I think back to notes taken by the officer on the scene. “She said she was in a different part of the building.”

“Why wasn't she in the audience, or in the studio?”

Good question. “Or was she?”

“If he's using a radio to do his mind-reading bit, there needs to be someone somewhere feeding him answers.”

I think about the layout of the studio. At the back there was a large mirror.

I'd ignored it when I saw it. But it could have been a one-way window. “Grandfather, you're brilliant.”

“I know.”

I
GIVE
D
ETECTIVE
Stafford in Georgia a call, and ask him to pull up the file on Groom and pay a visit to the studio again.

Two hours later he calls me back. “All right, Blackwood, care to tell me how you guys figured this out?”

“Actually, it was my grandfather. What do we know?”

“When Groom was examined, they removed a hearing aid from his ear and returned it to his wife. I checked and there is no record of him having a hearing problem. So I asked around the station. They were kind of cagey on the matter until I made some threats. They were afraid to admit what they knew about the mind-reading act. The station manager showed me the closet where Groom's wife would hide during the broadcast. The mirrored window looks right out onto the audience and the stage.”
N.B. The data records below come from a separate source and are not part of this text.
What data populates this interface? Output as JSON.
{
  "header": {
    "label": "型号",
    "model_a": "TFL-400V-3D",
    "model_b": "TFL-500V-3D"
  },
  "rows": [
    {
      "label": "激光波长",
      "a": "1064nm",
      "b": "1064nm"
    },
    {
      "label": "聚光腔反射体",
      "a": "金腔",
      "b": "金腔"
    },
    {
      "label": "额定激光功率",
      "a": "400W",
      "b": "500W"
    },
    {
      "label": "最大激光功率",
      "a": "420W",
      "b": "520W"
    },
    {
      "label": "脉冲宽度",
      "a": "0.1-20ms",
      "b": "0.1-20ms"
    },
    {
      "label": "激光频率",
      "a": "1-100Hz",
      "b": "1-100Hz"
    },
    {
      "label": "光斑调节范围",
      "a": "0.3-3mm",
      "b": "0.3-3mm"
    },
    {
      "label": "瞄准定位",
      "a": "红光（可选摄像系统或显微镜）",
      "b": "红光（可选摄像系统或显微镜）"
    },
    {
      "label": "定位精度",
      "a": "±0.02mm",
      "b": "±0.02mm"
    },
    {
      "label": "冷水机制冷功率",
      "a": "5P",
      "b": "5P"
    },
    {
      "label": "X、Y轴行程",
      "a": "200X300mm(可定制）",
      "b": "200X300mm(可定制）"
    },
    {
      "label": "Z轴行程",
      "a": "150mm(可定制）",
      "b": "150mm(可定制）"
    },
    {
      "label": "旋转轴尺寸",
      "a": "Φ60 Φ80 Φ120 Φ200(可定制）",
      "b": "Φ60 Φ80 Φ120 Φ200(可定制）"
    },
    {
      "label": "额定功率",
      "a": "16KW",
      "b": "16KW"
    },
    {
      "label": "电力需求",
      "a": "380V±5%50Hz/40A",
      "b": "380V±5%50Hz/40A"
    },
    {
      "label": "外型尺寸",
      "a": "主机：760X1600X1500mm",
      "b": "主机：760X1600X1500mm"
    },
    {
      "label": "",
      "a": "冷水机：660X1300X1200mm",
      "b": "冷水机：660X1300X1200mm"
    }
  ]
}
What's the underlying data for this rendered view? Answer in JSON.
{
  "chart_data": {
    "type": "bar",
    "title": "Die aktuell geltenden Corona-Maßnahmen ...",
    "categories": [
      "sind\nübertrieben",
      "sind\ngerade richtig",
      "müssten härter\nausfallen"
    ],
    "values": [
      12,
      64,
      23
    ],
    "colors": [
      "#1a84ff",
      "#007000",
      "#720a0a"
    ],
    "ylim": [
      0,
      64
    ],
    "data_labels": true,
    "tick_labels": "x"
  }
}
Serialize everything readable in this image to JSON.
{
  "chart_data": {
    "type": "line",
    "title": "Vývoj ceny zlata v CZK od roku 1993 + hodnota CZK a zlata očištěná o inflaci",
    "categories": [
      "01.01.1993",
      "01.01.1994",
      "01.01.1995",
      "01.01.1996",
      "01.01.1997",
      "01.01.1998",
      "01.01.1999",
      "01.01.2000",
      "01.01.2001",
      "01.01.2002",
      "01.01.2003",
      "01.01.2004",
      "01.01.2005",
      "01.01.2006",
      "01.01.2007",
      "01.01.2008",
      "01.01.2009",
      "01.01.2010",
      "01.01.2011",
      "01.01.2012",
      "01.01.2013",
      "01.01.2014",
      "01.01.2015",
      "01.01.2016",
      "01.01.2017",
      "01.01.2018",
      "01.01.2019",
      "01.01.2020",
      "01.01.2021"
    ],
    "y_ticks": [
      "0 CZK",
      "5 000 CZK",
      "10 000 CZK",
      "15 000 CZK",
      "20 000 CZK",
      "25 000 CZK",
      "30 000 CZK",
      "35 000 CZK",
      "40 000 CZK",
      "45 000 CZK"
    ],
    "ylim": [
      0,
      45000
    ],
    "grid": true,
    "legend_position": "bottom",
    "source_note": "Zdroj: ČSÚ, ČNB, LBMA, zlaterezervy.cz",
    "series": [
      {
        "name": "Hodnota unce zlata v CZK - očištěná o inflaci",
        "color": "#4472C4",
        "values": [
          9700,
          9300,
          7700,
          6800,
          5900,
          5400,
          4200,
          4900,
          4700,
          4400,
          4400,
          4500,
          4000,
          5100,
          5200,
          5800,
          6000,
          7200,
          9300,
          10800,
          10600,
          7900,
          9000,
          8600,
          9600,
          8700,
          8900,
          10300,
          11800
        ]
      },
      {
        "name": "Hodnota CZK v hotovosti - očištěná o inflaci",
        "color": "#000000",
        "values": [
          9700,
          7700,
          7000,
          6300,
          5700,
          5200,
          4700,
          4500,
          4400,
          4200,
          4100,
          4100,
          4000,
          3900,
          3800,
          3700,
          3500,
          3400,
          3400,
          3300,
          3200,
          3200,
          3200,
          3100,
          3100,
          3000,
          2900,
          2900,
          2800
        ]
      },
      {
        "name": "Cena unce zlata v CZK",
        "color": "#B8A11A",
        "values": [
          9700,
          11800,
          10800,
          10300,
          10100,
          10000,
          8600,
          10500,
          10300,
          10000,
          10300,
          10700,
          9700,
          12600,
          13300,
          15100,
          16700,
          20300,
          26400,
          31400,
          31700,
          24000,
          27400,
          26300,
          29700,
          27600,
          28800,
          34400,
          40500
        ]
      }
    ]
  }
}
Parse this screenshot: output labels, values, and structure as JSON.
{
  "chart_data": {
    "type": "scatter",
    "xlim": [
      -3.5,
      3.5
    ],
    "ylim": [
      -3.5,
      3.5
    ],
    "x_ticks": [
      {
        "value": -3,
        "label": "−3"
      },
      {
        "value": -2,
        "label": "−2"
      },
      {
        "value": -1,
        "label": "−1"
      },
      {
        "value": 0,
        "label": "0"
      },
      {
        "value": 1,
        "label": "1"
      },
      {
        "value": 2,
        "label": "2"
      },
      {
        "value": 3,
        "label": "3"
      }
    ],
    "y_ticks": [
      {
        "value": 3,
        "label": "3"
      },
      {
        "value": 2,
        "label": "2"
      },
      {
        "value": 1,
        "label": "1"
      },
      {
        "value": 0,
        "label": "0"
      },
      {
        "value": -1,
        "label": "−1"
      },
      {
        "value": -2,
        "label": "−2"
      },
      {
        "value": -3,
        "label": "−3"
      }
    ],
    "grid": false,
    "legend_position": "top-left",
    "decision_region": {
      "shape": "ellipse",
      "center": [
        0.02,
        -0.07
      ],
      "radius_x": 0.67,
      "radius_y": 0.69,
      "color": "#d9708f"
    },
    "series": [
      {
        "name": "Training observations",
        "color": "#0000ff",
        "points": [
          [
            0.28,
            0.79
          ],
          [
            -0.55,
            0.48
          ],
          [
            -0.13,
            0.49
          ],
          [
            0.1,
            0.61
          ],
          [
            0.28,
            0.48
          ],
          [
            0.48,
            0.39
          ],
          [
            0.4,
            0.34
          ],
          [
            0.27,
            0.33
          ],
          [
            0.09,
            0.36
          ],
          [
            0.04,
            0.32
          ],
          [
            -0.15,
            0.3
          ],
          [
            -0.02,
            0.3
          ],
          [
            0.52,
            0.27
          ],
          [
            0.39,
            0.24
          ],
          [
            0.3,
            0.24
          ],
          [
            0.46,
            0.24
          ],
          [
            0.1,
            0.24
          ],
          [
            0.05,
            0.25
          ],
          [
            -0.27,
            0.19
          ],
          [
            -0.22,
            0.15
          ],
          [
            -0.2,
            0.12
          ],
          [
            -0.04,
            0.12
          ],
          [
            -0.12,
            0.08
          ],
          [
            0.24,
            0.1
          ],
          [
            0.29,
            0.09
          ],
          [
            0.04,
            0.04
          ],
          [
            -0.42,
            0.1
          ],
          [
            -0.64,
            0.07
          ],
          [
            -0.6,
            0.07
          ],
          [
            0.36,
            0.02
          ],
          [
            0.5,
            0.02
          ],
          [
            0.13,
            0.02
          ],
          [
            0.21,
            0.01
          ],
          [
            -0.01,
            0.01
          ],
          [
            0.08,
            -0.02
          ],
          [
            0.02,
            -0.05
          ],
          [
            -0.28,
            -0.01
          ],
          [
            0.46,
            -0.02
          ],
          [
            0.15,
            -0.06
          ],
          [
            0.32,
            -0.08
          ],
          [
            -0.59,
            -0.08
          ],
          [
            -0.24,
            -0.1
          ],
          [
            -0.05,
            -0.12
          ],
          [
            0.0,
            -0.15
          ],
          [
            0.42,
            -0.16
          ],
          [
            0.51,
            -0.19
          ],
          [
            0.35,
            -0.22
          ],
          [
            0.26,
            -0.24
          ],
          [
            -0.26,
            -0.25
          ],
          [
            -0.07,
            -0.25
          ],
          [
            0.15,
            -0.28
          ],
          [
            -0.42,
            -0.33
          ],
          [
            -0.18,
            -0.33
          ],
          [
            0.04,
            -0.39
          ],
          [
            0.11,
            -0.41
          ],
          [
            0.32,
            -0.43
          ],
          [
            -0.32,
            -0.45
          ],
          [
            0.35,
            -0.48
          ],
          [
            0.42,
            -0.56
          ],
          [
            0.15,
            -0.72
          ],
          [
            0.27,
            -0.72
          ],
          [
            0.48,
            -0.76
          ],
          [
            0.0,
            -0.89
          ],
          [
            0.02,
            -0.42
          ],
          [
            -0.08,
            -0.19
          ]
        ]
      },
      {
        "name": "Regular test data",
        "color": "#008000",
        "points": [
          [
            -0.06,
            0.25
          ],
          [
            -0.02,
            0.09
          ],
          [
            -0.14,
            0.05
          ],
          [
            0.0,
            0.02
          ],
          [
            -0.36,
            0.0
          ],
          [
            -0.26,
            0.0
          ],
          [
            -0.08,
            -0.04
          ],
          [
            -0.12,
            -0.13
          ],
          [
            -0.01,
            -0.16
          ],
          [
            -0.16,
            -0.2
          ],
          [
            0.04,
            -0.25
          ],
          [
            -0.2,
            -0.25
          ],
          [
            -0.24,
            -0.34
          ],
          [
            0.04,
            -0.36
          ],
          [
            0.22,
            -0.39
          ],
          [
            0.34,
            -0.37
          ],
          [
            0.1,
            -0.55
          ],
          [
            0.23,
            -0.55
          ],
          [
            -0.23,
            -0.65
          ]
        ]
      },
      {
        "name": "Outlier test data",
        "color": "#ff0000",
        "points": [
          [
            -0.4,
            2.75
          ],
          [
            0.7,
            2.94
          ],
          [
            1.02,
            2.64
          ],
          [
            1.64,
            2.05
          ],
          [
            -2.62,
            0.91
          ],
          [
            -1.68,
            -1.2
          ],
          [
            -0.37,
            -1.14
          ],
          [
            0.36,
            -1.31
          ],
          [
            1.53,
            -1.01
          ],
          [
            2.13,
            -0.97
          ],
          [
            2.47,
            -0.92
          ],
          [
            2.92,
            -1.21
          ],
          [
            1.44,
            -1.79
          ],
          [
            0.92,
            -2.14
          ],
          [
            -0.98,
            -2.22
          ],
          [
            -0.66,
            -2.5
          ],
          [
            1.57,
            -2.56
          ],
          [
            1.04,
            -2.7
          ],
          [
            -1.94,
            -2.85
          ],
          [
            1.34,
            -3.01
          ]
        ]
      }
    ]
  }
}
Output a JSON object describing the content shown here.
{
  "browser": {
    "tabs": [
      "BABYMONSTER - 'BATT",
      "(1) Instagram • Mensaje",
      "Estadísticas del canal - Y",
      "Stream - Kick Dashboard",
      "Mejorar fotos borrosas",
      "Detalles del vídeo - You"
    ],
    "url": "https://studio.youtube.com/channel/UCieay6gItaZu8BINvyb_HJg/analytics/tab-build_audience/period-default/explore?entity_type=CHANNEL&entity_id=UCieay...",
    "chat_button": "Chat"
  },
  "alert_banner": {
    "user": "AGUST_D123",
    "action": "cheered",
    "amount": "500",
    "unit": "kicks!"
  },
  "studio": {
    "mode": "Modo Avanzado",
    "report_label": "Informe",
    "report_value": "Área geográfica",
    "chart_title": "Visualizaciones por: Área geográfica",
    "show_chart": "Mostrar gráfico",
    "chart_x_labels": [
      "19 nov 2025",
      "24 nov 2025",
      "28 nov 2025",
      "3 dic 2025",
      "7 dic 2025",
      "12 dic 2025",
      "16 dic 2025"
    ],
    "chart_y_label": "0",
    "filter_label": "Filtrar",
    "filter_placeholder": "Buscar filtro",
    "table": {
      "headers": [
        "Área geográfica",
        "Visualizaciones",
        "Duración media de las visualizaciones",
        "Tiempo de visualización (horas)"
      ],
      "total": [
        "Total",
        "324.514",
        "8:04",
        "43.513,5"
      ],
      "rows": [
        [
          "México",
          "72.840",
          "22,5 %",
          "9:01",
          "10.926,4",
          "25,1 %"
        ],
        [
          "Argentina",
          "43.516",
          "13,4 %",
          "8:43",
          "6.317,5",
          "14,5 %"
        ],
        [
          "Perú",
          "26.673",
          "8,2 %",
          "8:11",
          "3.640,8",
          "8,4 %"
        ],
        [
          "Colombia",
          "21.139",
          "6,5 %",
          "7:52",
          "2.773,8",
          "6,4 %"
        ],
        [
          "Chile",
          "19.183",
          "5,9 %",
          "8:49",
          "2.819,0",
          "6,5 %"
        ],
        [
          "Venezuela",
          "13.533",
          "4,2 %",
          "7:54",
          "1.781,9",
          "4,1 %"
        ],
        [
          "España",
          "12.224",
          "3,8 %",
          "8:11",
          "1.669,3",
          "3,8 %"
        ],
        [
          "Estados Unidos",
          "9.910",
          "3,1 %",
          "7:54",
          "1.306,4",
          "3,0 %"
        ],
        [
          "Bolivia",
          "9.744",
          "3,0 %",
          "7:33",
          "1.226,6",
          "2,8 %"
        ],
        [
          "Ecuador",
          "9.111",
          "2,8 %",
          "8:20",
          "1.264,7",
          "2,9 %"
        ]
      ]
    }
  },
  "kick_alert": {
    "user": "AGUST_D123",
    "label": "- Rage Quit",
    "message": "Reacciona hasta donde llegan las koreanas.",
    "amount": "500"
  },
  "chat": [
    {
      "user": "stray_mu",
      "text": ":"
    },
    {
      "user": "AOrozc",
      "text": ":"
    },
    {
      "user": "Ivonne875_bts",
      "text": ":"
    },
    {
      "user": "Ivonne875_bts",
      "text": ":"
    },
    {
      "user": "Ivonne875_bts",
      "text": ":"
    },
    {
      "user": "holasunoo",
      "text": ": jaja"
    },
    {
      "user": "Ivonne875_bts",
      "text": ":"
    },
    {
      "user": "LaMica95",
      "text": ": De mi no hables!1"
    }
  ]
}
“After Groom went onstage, someone could have been on the radio telling Groom he was in there with her and was going to kill her if he didn't say what he told him?”

“Possibly . . .”

“She would have never known what was going on.” Up there onstage, all he had was the voice in his ear. I think about what would tip him over the edge. “Groom was a tormented man for a long time. It could have been the voice of Azazel telling him this . . .”

“Maybe. If Azazel uses a cell phone with a Mexican long-distance plan,” replies Stafford.

“Pardon me?”

“After I found the earpiece you told me to look for, I sent one of our techs to the studio. We found a small antenna in the ceiling,
almost impossible to see. Connected to it was a box with a transmitter and a cell phone.”

“A cell phone?”

“Yeah. And a thick battery. The last call to the phone was from Mexico. The whole thing was done remotely.”

“Wait, did you say
Mexico
?” Groom was being communicated to from miles away. Someone used his little earpiece against him.

“Yes.”

“Was it from Tixato, Mexico?”

“Hold on. Let me check the area code. Yes. We traced the tower to there. How did you know?”

My pulse is pounding. “Long story. Send me everything you got.”

Tixato!

What the hell is it with that town? Why is someone from there killing these people? And why do they want to kill me?